Donald Trump just lost his battle with NFL owners, but did he lose the war?

The NFL decided not to change its rules on the national anthem, and Trump once again equated it with "disrespect"

Published October 18, 2017 11:58AM (EDT)

NFL players kneel during the the national anthem at FedExField on September 24, 2017. (Getty/Patrick Smith)
NFL players kneel during the the national anthem at FedExField on September 24, 2017. (Getty/Patrick Smith)

President Donald Trump's efforts to coerce the NFL into penalizing players who choose not to stand during the national anthem proved unsuccessful on Tuesday, following a meeting between league owners, union representatives and players.

Attended by the league's commissioner, Roger Goodell, the director of the players' union, DeMaurice Smith, 11 team owners and a dozen players, the meeting lasted roughly four hours as The New York Times reported. Noted league owners Robert Kraft of the New England Patriots and Arthur Blank of the Atlanta Falcons participated in the meeting.

Also there was Jerry Jones, the Dallas Cowboys owner who threatened to bench any player who did not stand for the anthem. Protestors met his arrival, though the Times and other sources did not report him as having any statements on the talks.

Players who have protested including, San Francisco 49er Eric Reid, Kenny Stills of the Miami Dolphins and Malcolm Jenkins of the Philadelphia Eagles also attended.

"We just talked about how the owners could come alongside us and we could, collectively, collaboratively, work together to actually create some change, real changes," Jenkins said, according to the Times. "We feel a real responsibility to our country, to our communities, so we’re working through ways to really have long lasting, real change."

Organizers asked Reid's former teammate, Colin Kaepernick, who began the series of demonstrations against police brutality toward African-Americans last year, to attend the meeting. He chose not to. Kaepernick recently filed a lawsuit against the NFL, alleging that team owners colluded to prevent him from playing in the league.

Talks between the parties will continue as regularly scheduled over the next two weeks. Owners did not seek a pledge from players to end their protests, but the league did "promise to help support some of the causes targeted by the protesting players, including reform of the criminal justice system," the Times reported.

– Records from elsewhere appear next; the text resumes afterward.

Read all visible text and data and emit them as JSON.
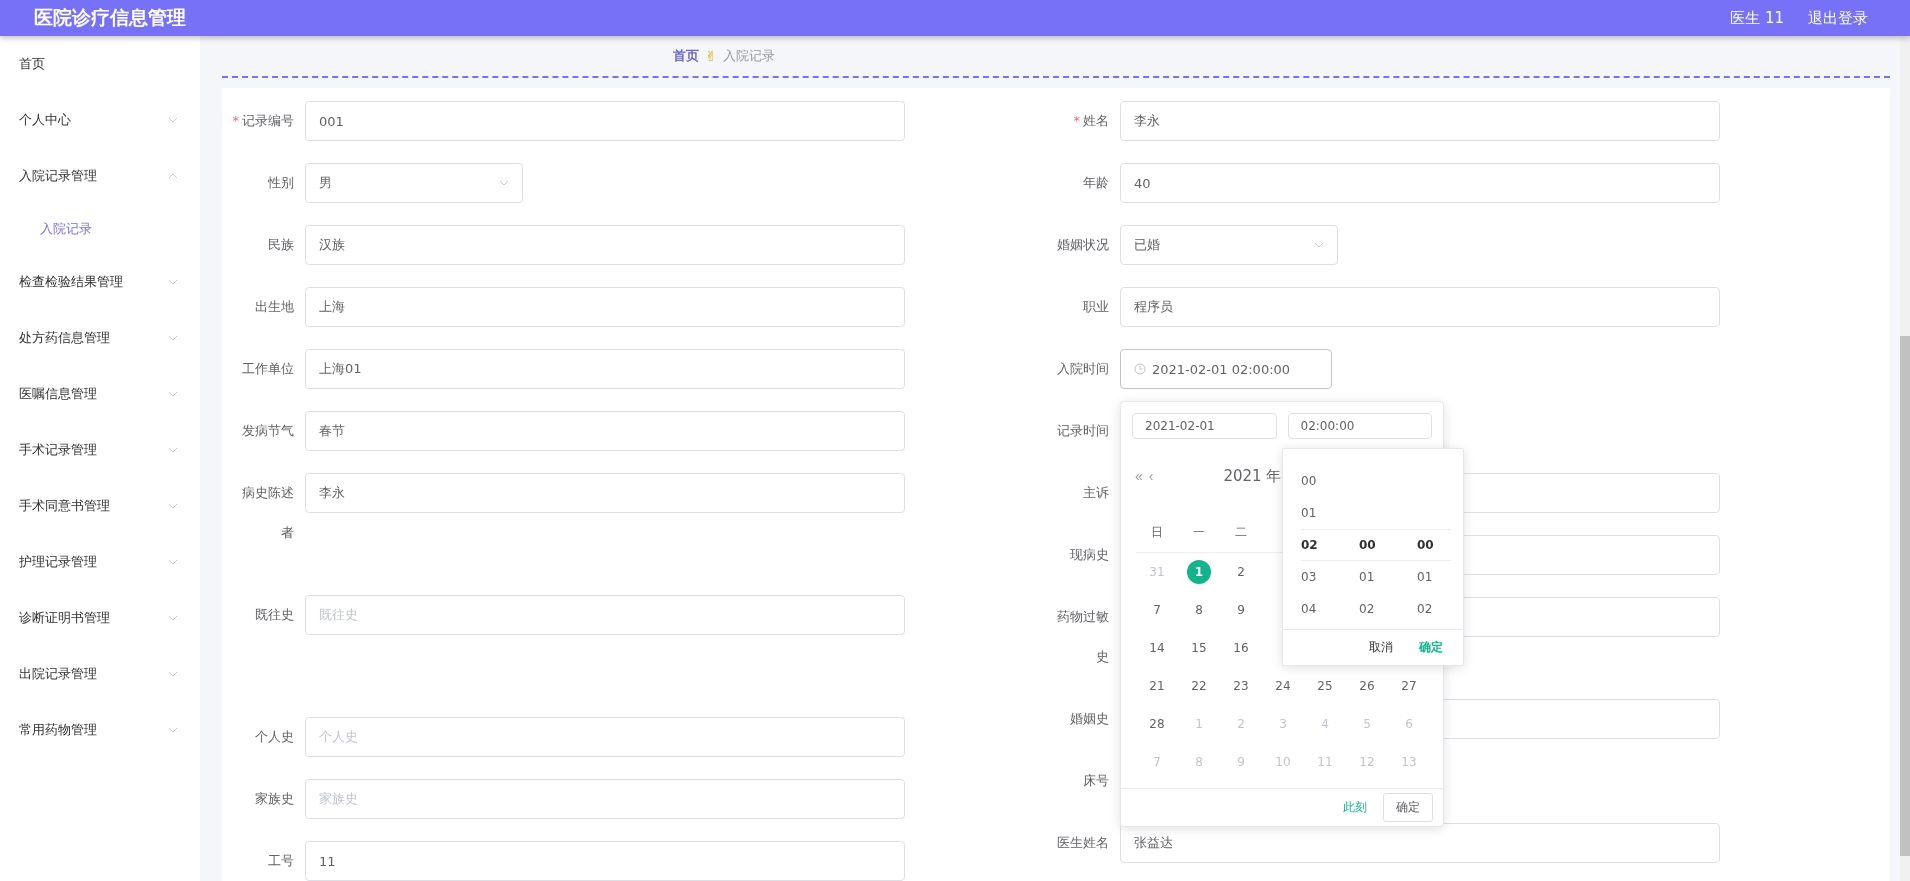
{
  "header": {
    "title": "医院诊疗信息管理",
    "user": "医生 11",
    "logout": "退出登录"
  },
  "sidebar": {
    "items": [
      {
        "label": "首页",
        "expandable": false,
        "selected": false
      },
      {
        "label": "个人中心",
        "expandable": true,
        "expanded": false,
        "selected": false
      },
      {
        "label": "入院记录管理",
        "expandable": true,
        "expanded": true,
        "selected": false,
        "children": [
          {
            "label": "入院记录",
            "selected": true
          }
        ]
      },
      {
        "label": "检查检验结果管理",
        "expandable": true,
        "expanded": false,
        "selected": false
      },
      {
        "label": "处方药信息管理",
        "expandable": true,
        "expanded": false,
        "selected": false
      },
      {
        "label": "医嘱信息管理",
        "expandable": true,
        "expanded": false,
        "selected": false
      },
      {
        "label": "手术记录管理",
        "expandable": true,
        "expanded": false,
        "selected": false
      },
      {
        "label": "手术同意书管理",
        "expandable": true,
        "expanded": false,
        "selected": false
      },
      {
        "label": "护理记录管理",
        "expandable": true,
        "expanded": false,
        "selected": false
      },
      {
        "label": "诊断证明书管理",
        "expandable": true,
        "expanded": false,
        "selected": false
      },
      {
        "label": "出院记录管理",
        "expandable": true,
        "expanded": false,
        "selected": false
      },
      {
        "label": "常用药物管理",
        "expandable": true,
        "expanded": false,
        "selected": false
      }
    ]
  },
  "breadcrumb": {
    "items": [
      "首页",
      "入院记录"
    ],
    "separator": "✌"
  },
  "form": {
    "left": [
      {
        "label": "记录编号",
        "required_mark": "*",
        "kind": "input",
        "value": "001"
      },
      {
        "label": "性别",
        "kind": "select",
        "value": "男"
      },
      {
        "label": "民族",
        "kind": "input",
        "value": "汉族"
      },
      {
        "label": "出生地",
        "kind": "input",
        "value": "上海"
      },
      {
        "label": "工作单位",
        "kind": "input",
        "value": "上海01"
      },
      {
        "label": "发病节气",
        "kind": "input",
        "value": "春节"
      },
      {
        "label": "病史陈述者",
        "kind": "textarea",
        "value": "李永"
      },
      {
        "label": "既往史",
        "kind": "textarea",
        "placeholder": "既往史"
      },
      {
        "label": "个人史",
        "kind": "input",
        "placeholder": "个人史"
      },
      {
        "label": "家族史",
        "kind": "input",
        "placeholder": "家族史"
      },
      {
        "label": "工号",
        "kind": "input",
        "value": "11"
      }
    ],
    "right": [
      {
        "label": "姓名",
        "required_mark": "*",
        "kind": "input",
        "value": "李永"
      },
      {
        "label": "年龄",
        "kind": "input",
        "value": "40"
      },
      {
        "label": "婚姻状况",
        "kind": "select",
        "value": "已婚"
      },
      {
        "label": "职业",
        "kind": "input",
        "value": "程序员"
      },
      {
        "label": "入院时间",
        "kind": "datetime",
        "value": "2021-02-01 02:00:00",
        "open": true
      },
      {
        "label": "记录时间",
        "kind": "hidden"
      },
      {
        "label": "主诉",
        "kind": "input"
      },
      {
        "label": "现病史",
        "kind": "input"
      },
      {
        "label": "药物过敏史",
        "kind": "input"
      },
      {
        "label": "婚姻史",
        "kind": "input"
      },
      {
        "label": "床号",
        "kind": "hidden"
      },
      {
        "label": "医生姓名",
        "kind": "input",
        "value": "张益达"
      }
    ]
  },
  "date_picker": {
    "date": "2021-02-01",
    "time": "02:00:00",
    "prev_year": "«",
    "prev_month": "‹",
    "heading": "2021 年",
    "weekdays": [
      "日",
      "一",
      "二"
    ],
    "weeks": [
      [
        {
          "day": "31",
          "muted": true,
          "selected": false
        },
        {
          "day": "1",
          "muted": false,
          "selected": true
        },
        {
          "day": "2",
          "muted": false,
          "selected": false
        }
      ],
      [
        {
          "day": "7",
          "muted": false,
          "selected": false
        },
        {
          "day": "8",
          "muted": false,
          "selected": false
        },
        {
          "day": "9",
          "muted": false,
          "selected": false
        }
      ],
      [
        {
          "day": "14",
          "muted": false,
          "selected": false
        },
        {
          "day": "15",
          "muted": false,
          "selected": false
        },
        {
          "day": "16",
          "muted": false,
          "selected": false
        }
      ],
      [
        {
          "day": "21",
          "muted": false,
          "selected": false
        },
        {
          "day": "22",
          "muted": false,
          "selected": false
        },
        {
          "day": "23",
          "muted": false,
          "selected": false
        },
        {
          "day": "24",
          "muted": false,
          "selected": false
        },
        {
          "day": "25",
          "muted": false,
          "selected": false
        },
        {
          "day": "26",
          "muted": false,
          "selected": false
        },
        {
          "day": "27",
          "muted": false,
          "selected": false
        }
      ],
      [
        {
          "day": "28",
          "muted": false,
          "selected": false
        },
        {
          "day": "1",
          "muted": true,
          "selected": false
        },
        {
          "day": "2",
          "muted": true,
          "selected": false
        },
        {
          "day": "3",
          "muted": true,
          "selected": false
        },
        {
          "day": "4",
          "muted": true,
          "selected": false
        },
        {
          "day": "5",
          "muted": true,
          "selected": false
        },
        {
          "day": "6",
          "muted": true,
          "selected": false
        }
      ],
      [
        {
          "day": "7",
          "muted": true,
          "selected": false
        },
        {
          "day": "8",
          "muted": true,
          "selected": false
        },
        {
          "day": "9",
          "muted": true,
          "selected": false
        },
        {
          "day": "10",
          "muted": true,
          "selected": false
        },
        {
          "day": "11",
          "muted": true,
          "selected": false
        },
        {
          "day": "12",
          "muted": true,
          "selected": false
        },
        {
          "day": "13",
          "muted": true,
          "selected": false
        }
      ]
    ],
    "now": "此刻",
    "ok": "确定",
    "time_panel": {
      "columns": [
        [
          {
            "text": "00",
            "selected": false
          },
          {
            "text": "01",
            "selected": false
          },
          {
            "text": "02",
            "selected": true
          },
          {
            "text": "03",
            "selected": false
          },
          {
            "text": "04",
            "selected": false
          }
        ],
        [
          {
            "text": "00",
            "selected": true
          },
          {
            "text": "01",
            "selected": false
          },
          {
            "text": "02",
            "selected": false
          }
        ],
        [
          {
            "text": "00",
            "selected": true
          },
          {
            "text": "01",
            "selected": false
          },
          {
            "text": "02",
            "selected": false
          }
        ]
      ],
      "cancel": "取消",
      "ok": "确定"
    }
  }
}
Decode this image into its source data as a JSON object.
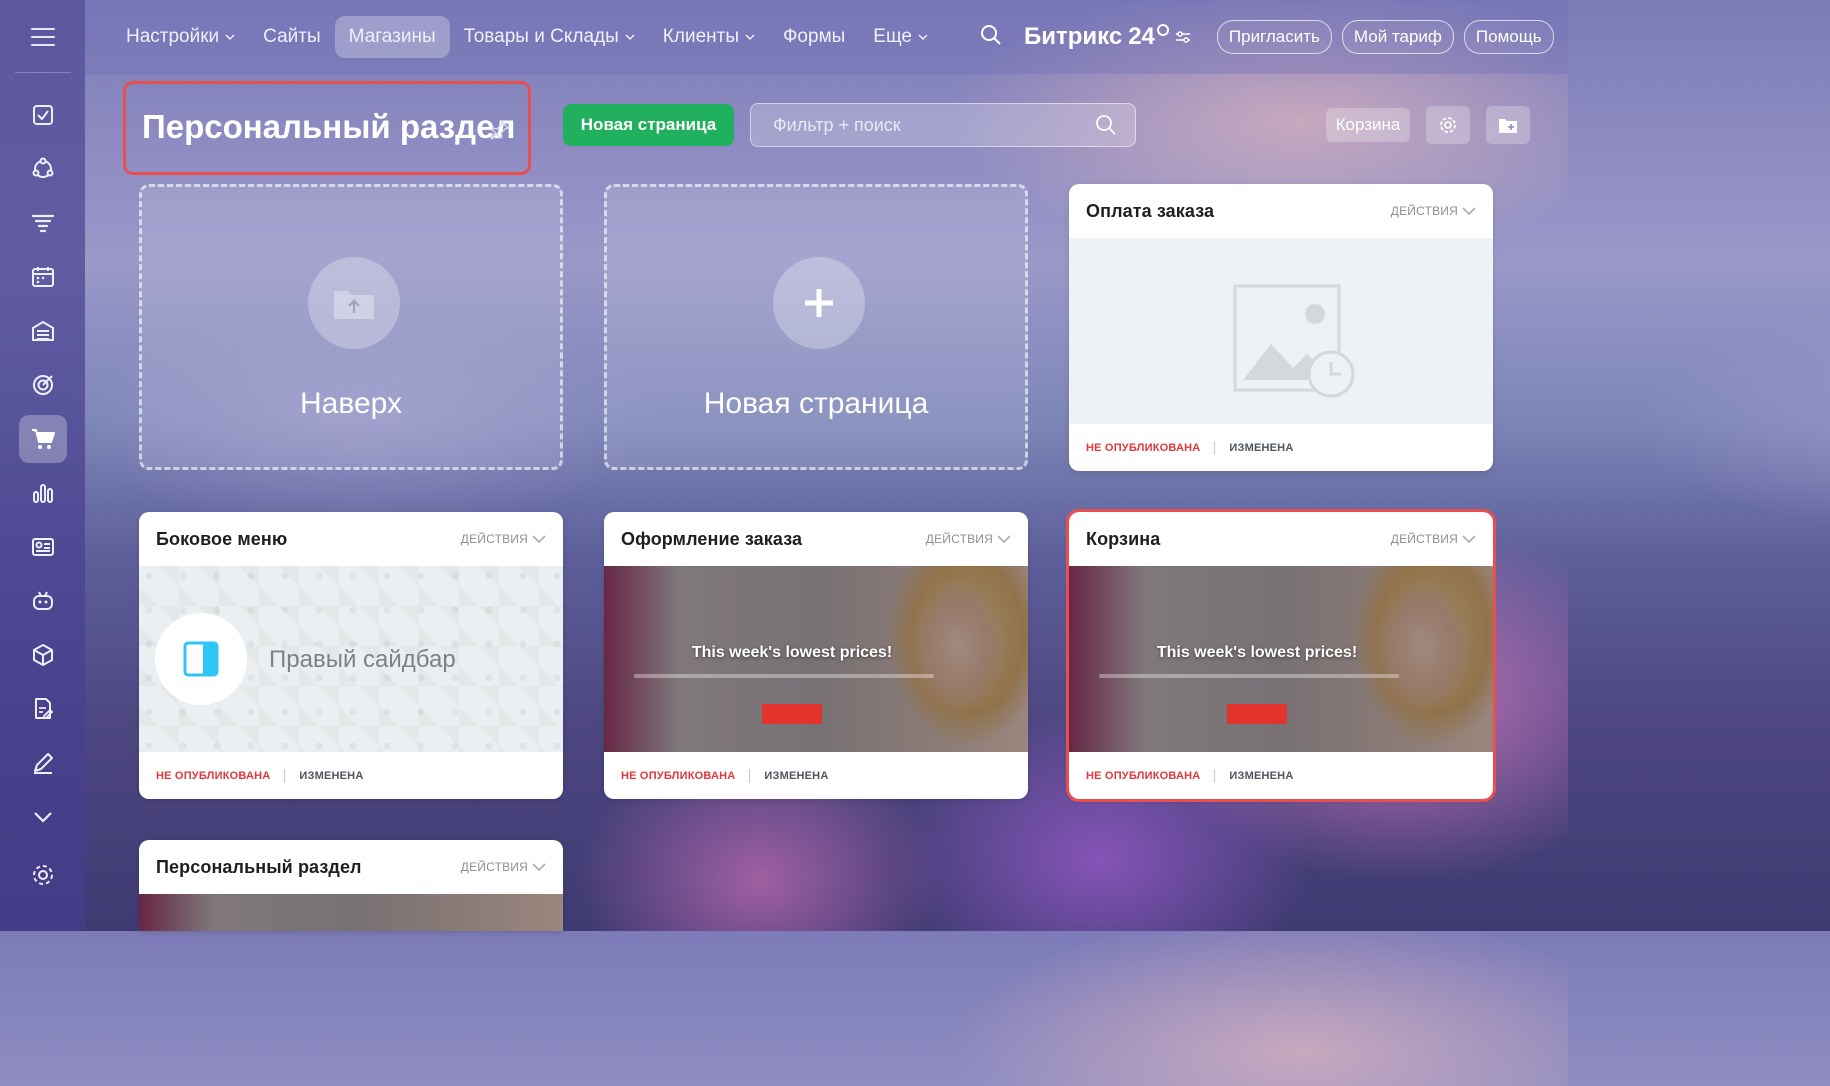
{
  "topnav": {
    "items": [
      {
        "label": "Настройки",
        "dropdown": true
      },
      {
        "label": "Сайты",
        "dropdown": false
      },
      {
        "label": "Магазины",
        "dropdown": false,
        "active": true
      },
      {
        "label": "Товары и Склады",
        "dropdown": true
      },
      {
        "label": "Клиенты",
        "dropdown": true
      },
      {
        "label": "Формы",
        "dropdown": false
      },
      {
        "label": "Еще",
        "dropdown": true
      }
    ],
    "brand": "Битрикс",
    "brand_number": "24",
    "invite": "Пригласить",
    "tariff": "Мой тариф",
    "help": "Помощь"
  },
  "sidebar": {
    "icons": [
      "tasks-icon",
      "crm-icon",
      "funnel-icon",
      "calendar-icon",
      "warehouse-icon",
      "target-icon",
      "cart-icon",
      "analytics-icon",
      "contacts-card-icon",
      "robot-icon",
      "box-icon",
      "document-edit-icon",
      "pen-icon",
      "chevron-down-icon"
    ],
    "active": "cart-icon"
  },
  "page": {
    "title": "Персональный раздел",
    "new_page_button": "Новая страница",
    "filter_placeholder": "Фильтр + поиск",
    "cart_button": "Корзина"
  },
  "tiles": {
    "up": "Наверх",
    "new_page": "Новая страница"
  },
  "cards": [
    {
      "title": "Оплата заказа",
      "actions": "ДЕЙСТВИЯ",
      "status": "НЕ ОПУБЛИКОВАНА",
      "modified": "ИЗМЕНЕНА",
      "preview": "empty"
    },
    {
      "title": "Боковое меню",
      "actions": "ДЕЙСТВИЯ",
      "status": "НЕ ОПУБЛИКОВАНА",
      "modified": "ИЗМЕНЕНА",
      "preview": "sidebar",
      "preview_label": "Правый сайдбар"
    },
    {
      "title": "Оформление заказа",
      "actions": "ДЕЙСТВИЯ",
      "status": "НЕ ОПУБЛИКОВАНА",
      "modified": "ИЗМЕНЕНА",
      "preview": "promo",
      "promo_text": "This week's lowest prices!"
    },
    {
      "title": "Корзина",
      "actions": "ДЕЙСТВИЯ",
      "status": "НЕ ОПУБЛИКОВАНА",
      "modified": "ИЗМЕНЕНА",
      "preview": "promo",
      "promo_text": "This week's lowest prices!",
      "selected": true
    },
    {
      "title": "Персональный раздел",
      "actions": "ДЕЙСТВИЯ"
    }
  ],
  "colors": {
    "accent_green": "#21b05e",
    "highlight_red": "#e8504f",
    "status_red": "#e0383b"
  }
}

"We spent today talking about the issues that our players have been trying to bring attention to. About issues in our communities to make our communities better," Goodell said, according to Reuters.

Upon hearing that the league has, for the moment, chosen not to penalize players for taking a knee, the president wasted no time in criticizing the league for not establishing a rule that would force players to stand. Trump once again equated the protest to an individual's testament of nationalism and respect for one's country.

"The NFL has decided that it will not force players to stand for the playing of our National Anthem. Total disrespect for our great country!" Trump tweeted on Wednesday morning.

Trump has  a more than checkered past when it comes respecting both patriotic traditions and U.S. service members, something that makes his tirades about the NFL, devout nationalism and militarism seem hollow. For example, he has talked through recitals of the national anthem at military and public events, misconstrued the traditional Navy playing of "Retreat" as a tribute to him and failed to stand for it as decorum demands.

As well, the president is currently locked into a feud with a Democratic Congresswoman who alleged he told the widow of a U.S. Army soldier killed in Niger that her husband "knew what he signed up for." He only made that call after mounting pressure and criticism tied to the fact that he had not acknowledged the sacrifice of that service member and the three others who died with him. Earlier this week, he attempted to shift the blame for his inaction onto former president Barack Obama. This comes in addition to his long-running battle with the Gold-Star family of the fallen U.S. Army officer and Bronze-Star recipient Humayun Khan.

So has Trump, who proves more ineffectual by the day, lost his stunt-filled, ongoing war with the NFL and its majority black players? It is true that, despite his regular howling, the president has not have been able to bully the league into changing their rules on the national anthem, nor do the owners — many of whom donated considerable sums to his campaign — seem cowed by the power of his bully pulpit or his sideways threats. In terms of sheer policy, he is losing this particular battle.

And, yet, it appears that Trump still maintains strong sway over the public on this issue. He has become the leader of a larger pool of critics and detractors — a pool that includes the majority of voters and most of his base. His dialogue informs their dialogue, as the more manic pronouncements from the fringe of that group inform his. In a broader sense regarding the culture wars around the protest, Trump is still on the battlefield and leading the charge. There's no real way to quantify his success there.